Housing is an illiquid investment as it cannot be purchased or sold easily. Financial investments such as mutual funds or fixed deposits do much better in this regard. Housing costs are high, and there are statutory and maintenance costs, and loan interest as well. With the low returns and high costs, housing becomes the primary form of savings for many households which, therefore, will experience wealth growth at a conservative rate. Returns will come in stops and starts.

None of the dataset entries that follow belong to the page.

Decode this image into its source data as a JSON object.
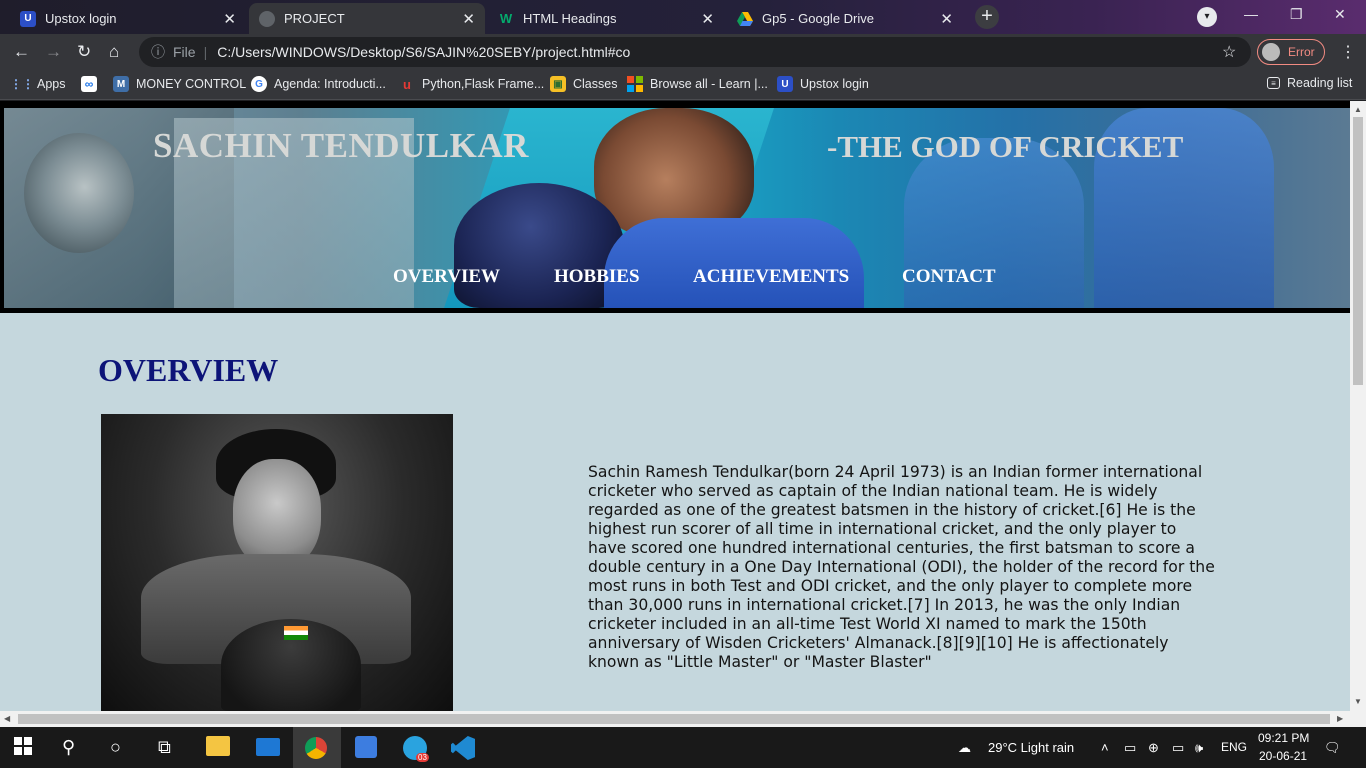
{
  "tabs": [
    {
      "title": "Upstox login",
      "active": false
    },
    {
      "title": "PROJECT",
      "active": true
    },
    {
      "title": "HTML Headings",
      "active": false
    },
    {
      "title": "Gp5 - Google Drive",
      "active": false
    }
  ],
  "tab_close_glyph": "✕",
  "toolbar": {
    "scheme_label": "File",
    "url": "C:/Users/WINDOWS/Desktop/S6/SAJIN%20SEBY/project.html#co",
    "profile_status": "Error"
  },
  "bookmarks": [
    "Apps",
    "",
    "MONEY CONTROL",
    "Agenda: Introducti...",
    "Python,Flask Frame...",
    "Classes",
    "Browse all - Learn |...",
    "Upstox login"
  ],
  "reading_list": "Reading list",
  "page": {
    "banner_title": "SACHIN TENDULKAR",
    "banner_tagline": "-THE GOD OF CRICKET",
    "nav": [
      "OVERVIEW",
      "HOBBIES",
      "ACHIEVEMENTS",
      "CONTACT"
    ],
    "section_title": "OVERVIEW",
    "overview_text": "Sachin Ramesh Tendulkar(born 24 April 1973) is an Indian former international cricketer who served as captain of the Indian national team. He is widely regarded as one of the greatest batsmen in the history of cricket.[6] He is the highest run scorer of all time in international cricket, and the only player to have scored one hundred international centuries, the first batsman to score a double century in a One Day International (ODI), the holder of the record for the most runs in both Test and ODI cricket, and the only player to complete more than 30,000 runs in international cricket.[7] In 2013, he was the only Indian cricketer included in an all-time Test World XI named to mark the 150th anniversary of Wisden Cricketers' Almanack.[8][9][10] He is affectionately known as \"Little Master\" or \"Master Blaster\""
  },
  "taskbar": {
    "weather": "29°C  Light rain",
    "language": "ENG",
    "time": "09:21 PM",
    "date": "20-06-21",
    "telegram_badge": "03"
  },
  "icons": {
    "tab_favicons": [
      "upstox-icon",
      "globe-icon",
      "w3schools-icon",
      "google-drive-icon"
    ],
    "nav_buttons": [
      "back-icon",
      "forward-icon",
      "reload-icon",
      "home-icon"
    ]
  },
  "colors": {
    "page_background": "#c5d7dd",
    "section_title": "#0d1478",
    "browser_chrome": "#35363a",
    "profile_error": "#f28b82"
  }
}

Therefore, for retail investors, housing becomes a risky proposition in the short-term where returns may be net negative considering all costs. But long-term holding may lead to positive rental yields and price appreciation, giving investors a much better chance of earning from their housing investment.

Occupation the better option

This brings us to the ideal use case for housing. I often say that housing for self-consumption is best. You can achieve your wealth creation goals through financial instruments such as mutual funds and provident fund. But the house gives permanent shelter for your family and the chance to develop happy memories which are far more important than what the returns could be. But as you pay off your loan and grow your equity in the asset, you also have the option to sell it and move on.

Of course, certain situations are more amenable to homeownership than others. When you’ve decided to settle down in a place, have the financial readiness for a down payment and a housing loan, and when you’ve identified your options, it may be time to buy. Till then, you can rent. Multiple lenders and developers that BankBazaar spoke to recently said the next wave of growth in real estate is coming from beyond Tier 1 centres.

Quality-conscious millennials are preferring A-grade builders delivering projects priced in the Rs 1-2 crore range. Working women are also seeing the immense value in securing a roof. But the occupy versus invest debate needs to be had, and the exuberance in any booming market must be tempered with a look at the big picture.